Biopharmaceutical development needs more speed, and greater efficiency – and multi-omics could well be the answer
Paul Gulde | | Opinion
Current biopharmaceutical process development requires the use of living cell lines with highly specific nutritional and environmental needs, which poses a number of complex challenges – least of all finding the optimal cell culture media formulation. But getting the media formulation right is crucial; the nutritional composition has a direct effect on cell growth – as well as the yield and quality of the biotherapeutic molecules they produce. By fully optimizing media, biopharmaceutical developers can dramatically improve productivity and cost-efficiency.
As with all scientific processes, the key to successful optimization is understanding data – in this case, it’s about understanding how each medium component influences the cells. Traditionally, these data have been collected using a technique known as “spent media analysis.” This iterative, empirical approach compares levels of different components in media samples before, during, and after cell growth to provide insight into component utilization over time, which feeds into optimization of media.
However, despite its longstanding use, the level of detail that can be obtained using spent media analysis is fundamentally restricted. And that’s true for both understanding the components themselves – as the technique only permits analysis of major metabolites such as vitamins and amino acids – and how they are being used. The latter issue arises because spent media analysis can identify only a limited number of molecules that are taken up or secreted by the cells, rather than identifying global molecular changes, such as signaling, and which metabolic pathways the components are involved in.

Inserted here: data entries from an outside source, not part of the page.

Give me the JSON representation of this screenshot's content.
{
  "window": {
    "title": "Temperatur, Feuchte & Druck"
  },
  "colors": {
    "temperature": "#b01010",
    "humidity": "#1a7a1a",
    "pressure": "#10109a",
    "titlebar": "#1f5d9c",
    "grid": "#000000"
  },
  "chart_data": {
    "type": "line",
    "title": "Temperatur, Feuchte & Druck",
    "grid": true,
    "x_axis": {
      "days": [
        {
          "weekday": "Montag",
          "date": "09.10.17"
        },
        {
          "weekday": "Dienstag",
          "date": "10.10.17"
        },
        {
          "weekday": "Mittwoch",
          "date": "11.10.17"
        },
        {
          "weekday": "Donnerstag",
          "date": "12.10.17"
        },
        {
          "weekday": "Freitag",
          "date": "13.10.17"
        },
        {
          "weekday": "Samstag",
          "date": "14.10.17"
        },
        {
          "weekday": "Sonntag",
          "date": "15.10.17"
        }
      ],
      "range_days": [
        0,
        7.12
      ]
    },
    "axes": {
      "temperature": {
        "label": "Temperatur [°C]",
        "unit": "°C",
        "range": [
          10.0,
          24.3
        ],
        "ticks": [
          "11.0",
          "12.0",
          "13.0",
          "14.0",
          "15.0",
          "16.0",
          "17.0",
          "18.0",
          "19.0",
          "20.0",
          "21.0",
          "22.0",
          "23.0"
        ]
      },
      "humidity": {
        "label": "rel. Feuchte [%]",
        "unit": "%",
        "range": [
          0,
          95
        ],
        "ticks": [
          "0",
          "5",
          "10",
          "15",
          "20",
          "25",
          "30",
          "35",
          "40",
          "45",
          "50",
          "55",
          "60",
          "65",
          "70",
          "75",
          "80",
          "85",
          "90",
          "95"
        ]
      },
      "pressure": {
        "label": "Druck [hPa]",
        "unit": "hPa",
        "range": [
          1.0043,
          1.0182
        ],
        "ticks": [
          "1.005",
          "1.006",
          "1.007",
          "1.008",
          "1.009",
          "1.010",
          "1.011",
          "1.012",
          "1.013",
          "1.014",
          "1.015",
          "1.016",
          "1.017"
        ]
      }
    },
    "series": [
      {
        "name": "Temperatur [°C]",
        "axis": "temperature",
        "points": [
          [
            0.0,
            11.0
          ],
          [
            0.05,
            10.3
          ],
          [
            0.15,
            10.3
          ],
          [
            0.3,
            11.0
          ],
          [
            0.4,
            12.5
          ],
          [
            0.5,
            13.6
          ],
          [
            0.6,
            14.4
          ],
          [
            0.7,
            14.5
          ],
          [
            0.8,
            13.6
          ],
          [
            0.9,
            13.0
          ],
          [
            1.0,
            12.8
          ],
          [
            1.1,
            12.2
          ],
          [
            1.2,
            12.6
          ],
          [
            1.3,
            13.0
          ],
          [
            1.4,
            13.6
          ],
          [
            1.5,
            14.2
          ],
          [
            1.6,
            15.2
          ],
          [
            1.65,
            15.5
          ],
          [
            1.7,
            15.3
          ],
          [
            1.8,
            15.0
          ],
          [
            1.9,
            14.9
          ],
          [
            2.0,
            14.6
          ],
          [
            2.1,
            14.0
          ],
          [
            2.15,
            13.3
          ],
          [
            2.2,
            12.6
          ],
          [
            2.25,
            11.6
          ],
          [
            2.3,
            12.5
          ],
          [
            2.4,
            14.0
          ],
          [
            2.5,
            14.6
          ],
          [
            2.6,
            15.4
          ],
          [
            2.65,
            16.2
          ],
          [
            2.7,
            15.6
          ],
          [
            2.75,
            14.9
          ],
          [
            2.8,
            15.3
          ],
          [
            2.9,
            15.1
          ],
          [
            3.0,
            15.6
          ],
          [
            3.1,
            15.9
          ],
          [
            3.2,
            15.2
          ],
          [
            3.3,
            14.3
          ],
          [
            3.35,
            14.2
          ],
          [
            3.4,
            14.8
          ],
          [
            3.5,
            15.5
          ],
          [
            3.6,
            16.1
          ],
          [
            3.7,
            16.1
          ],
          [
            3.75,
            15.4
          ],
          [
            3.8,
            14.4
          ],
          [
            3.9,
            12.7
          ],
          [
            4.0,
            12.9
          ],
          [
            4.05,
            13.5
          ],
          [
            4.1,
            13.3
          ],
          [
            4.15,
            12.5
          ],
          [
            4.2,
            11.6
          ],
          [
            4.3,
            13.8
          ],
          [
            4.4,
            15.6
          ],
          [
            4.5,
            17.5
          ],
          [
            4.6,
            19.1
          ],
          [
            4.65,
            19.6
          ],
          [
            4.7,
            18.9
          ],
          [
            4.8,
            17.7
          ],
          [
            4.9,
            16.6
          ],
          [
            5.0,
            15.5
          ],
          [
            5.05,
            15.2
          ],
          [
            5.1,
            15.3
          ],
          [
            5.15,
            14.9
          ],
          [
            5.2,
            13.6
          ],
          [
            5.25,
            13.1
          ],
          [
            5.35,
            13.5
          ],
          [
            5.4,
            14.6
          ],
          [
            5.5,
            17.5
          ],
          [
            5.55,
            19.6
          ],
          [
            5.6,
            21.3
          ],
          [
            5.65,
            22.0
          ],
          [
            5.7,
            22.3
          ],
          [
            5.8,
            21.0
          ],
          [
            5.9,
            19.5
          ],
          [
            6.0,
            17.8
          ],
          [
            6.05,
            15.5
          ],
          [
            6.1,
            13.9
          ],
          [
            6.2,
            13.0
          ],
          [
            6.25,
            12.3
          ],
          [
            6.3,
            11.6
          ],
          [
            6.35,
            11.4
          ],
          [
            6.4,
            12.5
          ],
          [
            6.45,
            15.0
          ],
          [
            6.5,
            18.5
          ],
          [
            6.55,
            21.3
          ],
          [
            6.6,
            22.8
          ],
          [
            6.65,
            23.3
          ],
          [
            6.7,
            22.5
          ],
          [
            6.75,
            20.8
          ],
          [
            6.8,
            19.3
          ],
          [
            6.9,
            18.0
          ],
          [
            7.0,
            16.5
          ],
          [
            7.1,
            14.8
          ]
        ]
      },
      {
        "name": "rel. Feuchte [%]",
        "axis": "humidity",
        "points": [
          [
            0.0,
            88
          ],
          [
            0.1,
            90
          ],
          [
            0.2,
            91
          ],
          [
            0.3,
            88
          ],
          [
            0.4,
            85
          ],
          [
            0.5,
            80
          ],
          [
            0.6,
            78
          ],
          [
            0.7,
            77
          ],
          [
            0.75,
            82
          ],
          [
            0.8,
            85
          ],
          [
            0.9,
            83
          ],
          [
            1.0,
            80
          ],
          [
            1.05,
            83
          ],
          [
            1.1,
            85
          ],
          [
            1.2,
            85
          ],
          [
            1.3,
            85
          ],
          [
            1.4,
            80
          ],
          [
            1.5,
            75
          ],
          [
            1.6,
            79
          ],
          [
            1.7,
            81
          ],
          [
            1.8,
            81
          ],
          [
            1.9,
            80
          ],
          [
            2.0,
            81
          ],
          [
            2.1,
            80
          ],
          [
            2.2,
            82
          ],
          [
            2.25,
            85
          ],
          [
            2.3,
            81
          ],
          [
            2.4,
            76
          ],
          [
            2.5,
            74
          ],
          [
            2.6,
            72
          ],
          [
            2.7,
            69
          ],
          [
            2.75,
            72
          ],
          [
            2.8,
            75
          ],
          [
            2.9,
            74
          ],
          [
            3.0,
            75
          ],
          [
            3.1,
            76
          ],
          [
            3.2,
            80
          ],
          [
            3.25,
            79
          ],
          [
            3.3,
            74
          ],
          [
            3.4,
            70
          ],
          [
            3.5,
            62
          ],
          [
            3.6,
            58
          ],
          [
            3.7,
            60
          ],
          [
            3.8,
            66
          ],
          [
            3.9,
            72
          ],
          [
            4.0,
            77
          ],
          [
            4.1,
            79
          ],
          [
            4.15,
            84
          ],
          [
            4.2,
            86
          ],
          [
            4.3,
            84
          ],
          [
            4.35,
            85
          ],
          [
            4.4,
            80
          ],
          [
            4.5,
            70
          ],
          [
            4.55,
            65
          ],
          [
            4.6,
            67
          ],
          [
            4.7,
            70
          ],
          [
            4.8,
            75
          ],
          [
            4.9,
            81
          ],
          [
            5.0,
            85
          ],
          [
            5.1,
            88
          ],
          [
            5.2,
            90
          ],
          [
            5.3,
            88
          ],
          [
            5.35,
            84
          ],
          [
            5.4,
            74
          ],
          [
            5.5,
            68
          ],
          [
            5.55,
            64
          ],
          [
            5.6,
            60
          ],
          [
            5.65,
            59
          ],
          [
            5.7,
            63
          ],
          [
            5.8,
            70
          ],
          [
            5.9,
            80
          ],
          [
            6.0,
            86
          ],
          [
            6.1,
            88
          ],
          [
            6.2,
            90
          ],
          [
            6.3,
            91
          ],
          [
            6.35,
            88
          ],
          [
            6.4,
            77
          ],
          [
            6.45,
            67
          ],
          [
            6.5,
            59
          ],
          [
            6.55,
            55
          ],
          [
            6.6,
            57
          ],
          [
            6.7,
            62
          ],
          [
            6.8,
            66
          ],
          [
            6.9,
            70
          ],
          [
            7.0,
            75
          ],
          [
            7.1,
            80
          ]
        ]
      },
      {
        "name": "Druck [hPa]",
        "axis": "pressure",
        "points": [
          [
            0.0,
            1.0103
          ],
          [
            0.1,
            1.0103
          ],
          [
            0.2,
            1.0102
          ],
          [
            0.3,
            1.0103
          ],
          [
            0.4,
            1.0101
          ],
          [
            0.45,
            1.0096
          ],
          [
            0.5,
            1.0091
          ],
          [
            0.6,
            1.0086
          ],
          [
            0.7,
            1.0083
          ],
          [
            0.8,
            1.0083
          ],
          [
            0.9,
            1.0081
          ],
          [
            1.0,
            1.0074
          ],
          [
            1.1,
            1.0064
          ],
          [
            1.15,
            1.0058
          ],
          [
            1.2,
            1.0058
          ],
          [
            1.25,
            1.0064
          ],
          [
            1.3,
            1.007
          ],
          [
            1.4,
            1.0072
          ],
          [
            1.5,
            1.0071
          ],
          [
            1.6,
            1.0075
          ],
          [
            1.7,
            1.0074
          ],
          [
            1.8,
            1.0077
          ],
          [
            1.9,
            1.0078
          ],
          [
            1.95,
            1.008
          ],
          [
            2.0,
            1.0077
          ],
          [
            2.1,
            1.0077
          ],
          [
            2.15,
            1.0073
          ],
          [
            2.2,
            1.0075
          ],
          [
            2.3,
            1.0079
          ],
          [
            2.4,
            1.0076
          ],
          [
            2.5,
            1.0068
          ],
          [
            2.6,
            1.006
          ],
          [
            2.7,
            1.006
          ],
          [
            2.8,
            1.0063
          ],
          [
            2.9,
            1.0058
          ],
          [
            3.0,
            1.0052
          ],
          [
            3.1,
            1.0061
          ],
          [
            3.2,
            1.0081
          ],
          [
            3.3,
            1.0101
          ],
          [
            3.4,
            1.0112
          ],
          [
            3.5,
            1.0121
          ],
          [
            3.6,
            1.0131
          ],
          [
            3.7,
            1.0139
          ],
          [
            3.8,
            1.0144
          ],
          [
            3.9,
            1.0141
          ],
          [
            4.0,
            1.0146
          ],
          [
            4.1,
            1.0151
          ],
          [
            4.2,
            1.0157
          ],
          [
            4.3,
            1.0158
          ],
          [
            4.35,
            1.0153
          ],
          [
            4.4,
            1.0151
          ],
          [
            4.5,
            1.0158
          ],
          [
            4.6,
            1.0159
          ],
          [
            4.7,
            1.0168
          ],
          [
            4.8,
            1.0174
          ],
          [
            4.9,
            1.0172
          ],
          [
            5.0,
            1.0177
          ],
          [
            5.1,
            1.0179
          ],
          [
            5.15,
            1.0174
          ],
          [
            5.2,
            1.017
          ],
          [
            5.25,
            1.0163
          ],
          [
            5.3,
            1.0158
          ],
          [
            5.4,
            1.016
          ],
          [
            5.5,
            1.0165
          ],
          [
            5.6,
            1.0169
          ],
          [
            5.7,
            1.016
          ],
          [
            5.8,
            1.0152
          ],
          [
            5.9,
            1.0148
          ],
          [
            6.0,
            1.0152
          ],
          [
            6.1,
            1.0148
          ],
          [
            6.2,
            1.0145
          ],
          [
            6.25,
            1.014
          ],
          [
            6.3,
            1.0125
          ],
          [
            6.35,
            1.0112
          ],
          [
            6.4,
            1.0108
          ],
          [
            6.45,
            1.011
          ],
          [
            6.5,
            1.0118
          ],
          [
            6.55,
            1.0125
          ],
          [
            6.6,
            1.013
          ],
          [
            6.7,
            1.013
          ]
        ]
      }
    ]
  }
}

The solution? Multi-omics analysis. Specifically, in the case of media optimization, the application of proteomics and metabolomics, which refers to the molecular characterization of proteins and metabolites, respectively. Much like spent media analysis, these techniques rely on an iterative approach to identify how media components are being used by cells, and then use this insight to optimize the media. Unlike spent media analysis, the level of detail that these two techniques can obtain is unparalleled.
By enabling precise identification and quantification of the proteins expressed by the cells, proteomics enables identification of the intracellular pathways that are being activated or inactivated. This information can then be layered upon metabolomics data to establish how individual metabolites are flowing through these pathways. As a result, potential pathway bottlenecks, which could be impacting cell growth or product quality and yield, can be discovered. The combined knowledge can then inform the design of additional experiments to further optimize the media formulation.
For example, consider a process where the amino acid serine is rapidly depleted despite relatively low consumption by the synthesized therapeutic protein. In this scenario, a hypothesis for where the serine is used could be developed and tested using spent media analysis, but this would be a time-consuming process. By using proteomics and metabolomics instead, the actual intracellular pathways can be followed and the specific component that the cells are synthesizing using serine can be identified. Knowing this, the developer can then undertake further investigations to determine whether to add the missing component to their media, rather than more (potentially unnecessary) serine.
This example illustrates the considerable impact of using multi-omics rather than spent media analysis in the design of experiments undertaken during media optimization. In particular, it highlights how the extra level of granular intracellular detail that multi-omics provides can enable developers to either gain actionable results through less experimental iterations or – with an equal or higher number of iterations – gain increasingly more information.
Notably, I’d be the first to agree that spent media analysis has been an invaluable tool over the years, playing a pivotal role in the development of numerous life-saving biotherapeutics. However, as interest in biologics continues to grow, it is clear that we need to render their development and manufacture even more efficient and cost-effective. In my view, the only way to accelerate the development of next-generation biopharmaceuticals is to leverage next-generation analytical solutions.
To make full use of advanced process development analytics, there is an onus upon the entire industry to think big in terms of potential applications. For example, the combined use of proteomics and metabolomics is not restricted to new media optimization projects; it could also be applied to existing processes to enable efficient and reliable media troubleshooting in the event of unexplained product and process variations.
Beyond media optimization, the use of further omics analyses – such as genomics and transcriptomics during cell line development – holds even more promise. By applying these techniques collaboratively at different workflow stages, biopharmaceutical developers could not only benefit from a significantly improved process, but also from an expedited development timeline and, in turn, an accelerated speed to market.
Another area where collaboration (albeit between more diverse scientific disciplines) has the power to further advance process development is the management and use of the data collected during these analyses. By working with computer scientists to implement AI processes using machine learning, we can create models based on data collected from thousands of experiments. And as more and more data are collected, these metabolic pathway models will become a vital part of the multi-omics toolbox by allowing process developers to escape the traditional limitations of so-called local “tribal” knowledge. Instead, they will have direct access to detailed company-wide – or even industry-wide – global knowledge, which can be used to support new optimization processes.
I’ll admit I have good reason to be biased – but I truly believe multi-omics analysis should be considered an essential part of a modern cell culture media optimization process. And if we spread our wings further to consider the full spectrum of its applications across the entire development process – not to mention how it could be enhanced by cutting-edge data science – the introduction of multi-omics analysis could even contribute to a tipping point in overall biopharmaceutical development.